Threat of New Entrants
The threat of new entrants, both potential and existing competitors influences average industry profitability. The threat of new entrants is usually based on the market entry barriers. Some of the barriers include cost of entry, the cost you need to bear in order to enter the particular market. Rules and regulation set by Government may also considered barriers for new entrants to enter markets. The operations of McDonald’s Malaysia are affected with the government rule and regulation of fast food operation. As a certified fast food operator, there are many regulation and procedures that McDonalds should follow.
For example is the Halal certification that becomes a concern to Muslim consumers. McDonalds protect its honesty and consumer confidence by ensuring all materials and process are as claimed or must followed. The threat of new entrants is high because there are no Many people go there and the first priority for McDonald is to deliver best restaurant experience for the customers. For that, McDonald has to use the POS system “point of the scale system” to ensure fast and accurate order because this system is used to speed the business process, it can follow the very big amount of data in seconds. With this system each order is instantly transmitted to several workstations throughout the facility, the cashier instantly knows what payment is due. The kitchen knows what orders are coming up, and how long a customer has been waiting.
Bargaining power of buyers
Buyer power refers to the ability of customers of the industry to influence the price and terms of purchase. (Ryszard Barnard, 2012). The bargaining power of buyers is high when the items being purchase is standardized among sellers; the supplying industry is comprised of large numbers of relatively small sellers. While the bargaining power of buyers is low when the product is differentiated from other substitutes; customers are less price sensitive. The bargaining power of buyers for McDonalds is low, although there are many fast food chain in the industry, McDonalds keep competitive prices and have added a value menu for those customers that make their decisions based on price. The value menu has likely kept customers from giving up fast food. Sometimes what is on the value menu is cheaper than cooking a meal and definitely cheaper than going to a restaurant to eat. They also add to their menu based in customer’s changing tastes. They offers healthy alternatives to match the consumer needs and wishes. For example, they offer diet coke for customers who are concerning about the health factors. Mc Donalds is attracting customers through quality, pricing and promotion.
Bargaining power of suppliers
Supplier power refers to the ability of providers of inputs to determine the price and terms of supply. (Ryszard Barnard, 2012). The bargaining power of suppliers is high when the buying firms are not important customers of the suppliers group; when the suppliers of an input do not have to compete with the substitute inputs of suppliers in other industries. The bargaining power of supplier is low when there are substitute products for the particular inputs; the market is dominated by large suppliers rather than a fragmented source of supply. The bargaining power of suppliers for McDonalds is low, because the market is subject by large number of suppliers. Since McDonalds is a large fast food chain, McDonalds can take lower price due to buying in a large quantity. The suppliers do not have much power to drive up the prices of materials because they want to keep McDonalds as a customer and they know the suppliers’ competitors would love to gain McDonalds as a customer.
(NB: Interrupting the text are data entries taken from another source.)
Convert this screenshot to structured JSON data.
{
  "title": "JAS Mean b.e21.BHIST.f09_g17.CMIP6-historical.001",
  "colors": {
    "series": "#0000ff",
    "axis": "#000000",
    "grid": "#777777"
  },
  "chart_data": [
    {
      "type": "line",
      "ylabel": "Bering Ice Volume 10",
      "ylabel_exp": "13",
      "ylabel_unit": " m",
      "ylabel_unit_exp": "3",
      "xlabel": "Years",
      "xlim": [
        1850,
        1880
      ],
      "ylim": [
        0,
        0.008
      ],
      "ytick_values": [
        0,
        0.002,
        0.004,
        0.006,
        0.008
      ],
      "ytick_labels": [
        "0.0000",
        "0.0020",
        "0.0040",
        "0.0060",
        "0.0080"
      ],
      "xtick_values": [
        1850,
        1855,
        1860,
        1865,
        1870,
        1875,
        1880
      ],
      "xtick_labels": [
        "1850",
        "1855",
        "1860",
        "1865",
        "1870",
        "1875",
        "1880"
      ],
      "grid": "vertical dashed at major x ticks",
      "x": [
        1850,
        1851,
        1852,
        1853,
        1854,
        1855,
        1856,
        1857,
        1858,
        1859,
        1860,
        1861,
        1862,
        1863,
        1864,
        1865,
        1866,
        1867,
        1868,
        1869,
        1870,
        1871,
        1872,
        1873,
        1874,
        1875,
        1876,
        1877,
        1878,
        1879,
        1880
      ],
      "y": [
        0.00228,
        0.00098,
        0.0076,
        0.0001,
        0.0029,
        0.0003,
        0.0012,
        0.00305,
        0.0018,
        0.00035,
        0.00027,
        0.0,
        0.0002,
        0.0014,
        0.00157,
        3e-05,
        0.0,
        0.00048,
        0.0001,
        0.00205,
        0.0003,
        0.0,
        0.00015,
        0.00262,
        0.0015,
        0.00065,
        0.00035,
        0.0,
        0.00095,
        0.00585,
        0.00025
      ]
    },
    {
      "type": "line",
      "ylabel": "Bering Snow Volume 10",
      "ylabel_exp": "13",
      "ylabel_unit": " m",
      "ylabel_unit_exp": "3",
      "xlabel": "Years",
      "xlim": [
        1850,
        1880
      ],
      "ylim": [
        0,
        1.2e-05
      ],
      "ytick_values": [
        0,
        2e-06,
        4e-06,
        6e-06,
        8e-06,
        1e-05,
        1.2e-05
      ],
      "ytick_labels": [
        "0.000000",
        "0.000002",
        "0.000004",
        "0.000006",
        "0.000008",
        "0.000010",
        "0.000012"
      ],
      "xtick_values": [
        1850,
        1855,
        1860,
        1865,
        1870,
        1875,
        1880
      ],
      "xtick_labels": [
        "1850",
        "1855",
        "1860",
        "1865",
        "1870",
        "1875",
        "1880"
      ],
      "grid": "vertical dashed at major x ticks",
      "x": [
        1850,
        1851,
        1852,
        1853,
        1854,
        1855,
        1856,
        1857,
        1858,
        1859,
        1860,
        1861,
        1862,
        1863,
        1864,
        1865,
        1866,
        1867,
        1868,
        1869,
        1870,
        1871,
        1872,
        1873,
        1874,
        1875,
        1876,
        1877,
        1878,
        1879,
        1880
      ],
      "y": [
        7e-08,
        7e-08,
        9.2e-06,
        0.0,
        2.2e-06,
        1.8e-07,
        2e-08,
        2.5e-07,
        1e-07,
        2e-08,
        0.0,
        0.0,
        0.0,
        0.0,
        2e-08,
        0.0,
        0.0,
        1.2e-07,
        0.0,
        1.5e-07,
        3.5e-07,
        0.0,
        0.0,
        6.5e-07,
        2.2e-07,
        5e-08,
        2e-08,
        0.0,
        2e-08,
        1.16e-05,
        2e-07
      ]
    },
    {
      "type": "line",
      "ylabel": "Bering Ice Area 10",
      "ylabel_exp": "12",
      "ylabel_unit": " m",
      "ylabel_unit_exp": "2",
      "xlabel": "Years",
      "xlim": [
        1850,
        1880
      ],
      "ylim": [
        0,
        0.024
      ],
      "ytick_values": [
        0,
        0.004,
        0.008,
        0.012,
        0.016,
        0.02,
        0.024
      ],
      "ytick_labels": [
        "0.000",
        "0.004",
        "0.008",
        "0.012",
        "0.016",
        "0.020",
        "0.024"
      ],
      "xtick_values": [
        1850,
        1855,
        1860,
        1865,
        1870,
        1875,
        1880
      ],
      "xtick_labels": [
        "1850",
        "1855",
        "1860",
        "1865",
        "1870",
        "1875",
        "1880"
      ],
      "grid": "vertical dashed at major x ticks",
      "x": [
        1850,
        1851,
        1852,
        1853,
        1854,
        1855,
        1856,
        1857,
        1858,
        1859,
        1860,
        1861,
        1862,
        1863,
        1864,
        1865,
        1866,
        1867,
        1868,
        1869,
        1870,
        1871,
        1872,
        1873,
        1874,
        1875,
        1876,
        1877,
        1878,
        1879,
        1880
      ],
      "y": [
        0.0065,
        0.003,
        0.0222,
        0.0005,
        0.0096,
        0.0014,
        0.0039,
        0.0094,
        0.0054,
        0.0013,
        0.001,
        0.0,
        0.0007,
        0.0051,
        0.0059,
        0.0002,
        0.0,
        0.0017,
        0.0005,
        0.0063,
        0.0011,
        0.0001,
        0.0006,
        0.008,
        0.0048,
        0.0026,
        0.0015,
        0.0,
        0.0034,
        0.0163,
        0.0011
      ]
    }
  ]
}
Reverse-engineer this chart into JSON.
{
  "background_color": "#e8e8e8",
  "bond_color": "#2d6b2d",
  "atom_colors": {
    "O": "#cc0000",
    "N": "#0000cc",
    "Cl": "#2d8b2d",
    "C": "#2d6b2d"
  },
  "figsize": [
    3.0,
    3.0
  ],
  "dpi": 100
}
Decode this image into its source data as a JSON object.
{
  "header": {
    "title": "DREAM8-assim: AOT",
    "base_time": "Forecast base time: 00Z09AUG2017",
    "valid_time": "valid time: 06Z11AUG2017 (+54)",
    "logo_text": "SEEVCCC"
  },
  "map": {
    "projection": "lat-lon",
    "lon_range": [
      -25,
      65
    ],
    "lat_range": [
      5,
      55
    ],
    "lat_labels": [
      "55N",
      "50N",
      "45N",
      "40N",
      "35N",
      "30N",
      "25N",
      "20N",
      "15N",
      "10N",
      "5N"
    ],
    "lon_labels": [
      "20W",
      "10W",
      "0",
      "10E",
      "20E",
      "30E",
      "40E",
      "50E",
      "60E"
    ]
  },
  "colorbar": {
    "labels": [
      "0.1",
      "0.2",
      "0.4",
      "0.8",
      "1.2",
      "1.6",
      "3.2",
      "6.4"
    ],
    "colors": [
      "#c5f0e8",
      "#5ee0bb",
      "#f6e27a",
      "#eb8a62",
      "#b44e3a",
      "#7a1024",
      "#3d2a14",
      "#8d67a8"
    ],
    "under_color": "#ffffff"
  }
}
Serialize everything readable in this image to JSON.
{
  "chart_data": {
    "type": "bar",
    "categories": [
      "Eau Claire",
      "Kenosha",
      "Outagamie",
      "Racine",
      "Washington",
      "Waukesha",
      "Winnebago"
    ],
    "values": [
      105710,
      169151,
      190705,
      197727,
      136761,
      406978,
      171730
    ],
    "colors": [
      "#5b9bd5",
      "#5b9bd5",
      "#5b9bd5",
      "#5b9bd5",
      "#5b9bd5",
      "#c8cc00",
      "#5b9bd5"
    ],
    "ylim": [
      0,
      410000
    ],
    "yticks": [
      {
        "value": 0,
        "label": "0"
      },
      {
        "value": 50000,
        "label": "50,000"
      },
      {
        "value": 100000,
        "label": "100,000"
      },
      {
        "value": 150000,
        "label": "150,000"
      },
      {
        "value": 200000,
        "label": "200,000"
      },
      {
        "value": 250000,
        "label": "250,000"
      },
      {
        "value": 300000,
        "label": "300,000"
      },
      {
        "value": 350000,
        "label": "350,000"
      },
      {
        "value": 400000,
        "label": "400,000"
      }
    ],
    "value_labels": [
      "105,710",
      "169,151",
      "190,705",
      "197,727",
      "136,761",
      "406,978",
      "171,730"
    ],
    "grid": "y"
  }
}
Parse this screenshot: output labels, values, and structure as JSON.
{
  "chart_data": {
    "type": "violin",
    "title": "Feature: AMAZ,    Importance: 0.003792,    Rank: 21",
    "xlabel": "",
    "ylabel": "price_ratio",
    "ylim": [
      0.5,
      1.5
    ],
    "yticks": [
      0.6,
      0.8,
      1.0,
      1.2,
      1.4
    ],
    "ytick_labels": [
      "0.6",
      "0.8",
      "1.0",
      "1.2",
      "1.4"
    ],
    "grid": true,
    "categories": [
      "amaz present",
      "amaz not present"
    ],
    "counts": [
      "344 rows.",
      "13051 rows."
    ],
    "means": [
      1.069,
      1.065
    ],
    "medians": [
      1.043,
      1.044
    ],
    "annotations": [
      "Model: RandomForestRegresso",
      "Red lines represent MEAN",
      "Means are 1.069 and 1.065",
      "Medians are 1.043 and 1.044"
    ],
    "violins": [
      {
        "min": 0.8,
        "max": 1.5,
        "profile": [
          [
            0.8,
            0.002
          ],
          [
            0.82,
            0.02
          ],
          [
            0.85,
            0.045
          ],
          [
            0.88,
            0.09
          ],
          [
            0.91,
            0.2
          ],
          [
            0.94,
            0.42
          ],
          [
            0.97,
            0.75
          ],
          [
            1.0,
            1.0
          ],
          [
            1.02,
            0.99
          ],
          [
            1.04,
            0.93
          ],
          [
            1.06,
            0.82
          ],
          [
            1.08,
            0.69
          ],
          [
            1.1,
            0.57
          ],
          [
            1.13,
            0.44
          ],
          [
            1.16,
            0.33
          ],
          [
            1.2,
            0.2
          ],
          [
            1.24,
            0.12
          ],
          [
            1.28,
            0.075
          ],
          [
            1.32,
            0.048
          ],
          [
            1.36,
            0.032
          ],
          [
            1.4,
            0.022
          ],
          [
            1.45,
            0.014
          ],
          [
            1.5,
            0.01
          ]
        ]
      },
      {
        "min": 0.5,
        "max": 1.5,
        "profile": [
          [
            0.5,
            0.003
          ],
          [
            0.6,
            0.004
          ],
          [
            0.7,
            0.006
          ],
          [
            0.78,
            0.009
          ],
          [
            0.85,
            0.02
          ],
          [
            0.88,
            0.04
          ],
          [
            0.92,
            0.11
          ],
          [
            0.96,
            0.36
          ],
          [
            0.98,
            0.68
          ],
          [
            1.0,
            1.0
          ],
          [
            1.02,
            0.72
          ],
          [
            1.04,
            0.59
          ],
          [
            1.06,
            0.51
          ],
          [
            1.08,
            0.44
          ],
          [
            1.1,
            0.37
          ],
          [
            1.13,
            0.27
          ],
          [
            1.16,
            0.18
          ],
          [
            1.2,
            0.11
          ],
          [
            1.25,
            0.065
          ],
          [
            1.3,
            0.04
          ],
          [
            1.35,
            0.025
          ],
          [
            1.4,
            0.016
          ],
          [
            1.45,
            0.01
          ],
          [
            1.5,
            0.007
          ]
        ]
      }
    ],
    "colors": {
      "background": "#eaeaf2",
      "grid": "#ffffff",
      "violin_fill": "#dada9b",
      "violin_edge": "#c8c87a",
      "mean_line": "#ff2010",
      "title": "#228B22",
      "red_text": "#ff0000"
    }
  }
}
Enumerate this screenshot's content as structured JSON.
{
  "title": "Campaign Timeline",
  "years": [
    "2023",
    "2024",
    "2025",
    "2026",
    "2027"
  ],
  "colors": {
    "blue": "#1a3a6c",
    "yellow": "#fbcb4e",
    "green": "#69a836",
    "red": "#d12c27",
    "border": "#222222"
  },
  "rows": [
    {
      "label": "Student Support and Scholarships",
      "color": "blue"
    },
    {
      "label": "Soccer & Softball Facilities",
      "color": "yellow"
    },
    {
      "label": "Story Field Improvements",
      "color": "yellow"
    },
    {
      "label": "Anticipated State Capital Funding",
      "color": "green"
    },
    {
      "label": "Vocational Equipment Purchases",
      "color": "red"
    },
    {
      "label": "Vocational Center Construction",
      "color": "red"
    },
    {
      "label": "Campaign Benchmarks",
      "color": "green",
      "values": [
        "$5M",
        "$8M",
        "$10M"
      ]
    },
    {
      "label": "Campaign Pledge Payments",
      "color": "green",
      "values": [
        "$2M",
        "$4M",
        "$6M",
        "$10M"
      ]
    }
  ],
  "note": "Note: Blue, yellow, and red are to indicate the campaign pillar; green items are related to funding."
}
Threat of substitutes product
The threat of substitute products or services, basically is the existence of products that are different from the realm of the common products that consumer can consumed as an alternatives. In the fast-food industry the threat of substitute product high, more than ever with the convenience food industry growing such as KFC, Pizza Hut, Domino Pizza, A&W, Burger King and other convenience food store are offering similar product as the fast-food restaurant. For example the convenience store such as gas station, sells many food item such as hot dogs, egg rolls, and pizza stuffed bread sticks. This means they are not supplying a unique product so buyers have to choice to other place and due to the credit crunch people may substitute by eating at home and not paying extra money on their meal which might weakens McDonalds. Therefore, McDonalds will come out with some new ideas to gain back the customers from competitors. For example, In Malaysia, every Chinese New Year, there will be a prosperity burger. Thereby, they have found a way to differentiate, which gives them a bit more space to move in and make little less fierce competition. The rivalry among competitors
Rivalry is a lot of companies will selling essentially the same products there will always end up being a price war which hurt the company’ profits. The rivalry is high, because there are intense competition in fast food industry that many small fast food businesses such as Burger King, KFC and Wendy’s fights with each other to improve their customer base. This makes a competition of major focus between businesses. If buyers don’t get a good deal from McDonalds, they’ll go elsewhere. Therefore, McDonalds need to be continually innovative to create new products at regular intervals to attract and keep customers. For example, McDonalds offers promotion that buy one burger will get another one for free. Although McDonald has more than 32000 local restaurants serving more than 60 million people in 117 countries each day and a number of fast food outlet competitors across the countries , the adapt to change culture of McDonalds lead them as the current leader of the industry in the market capitalization.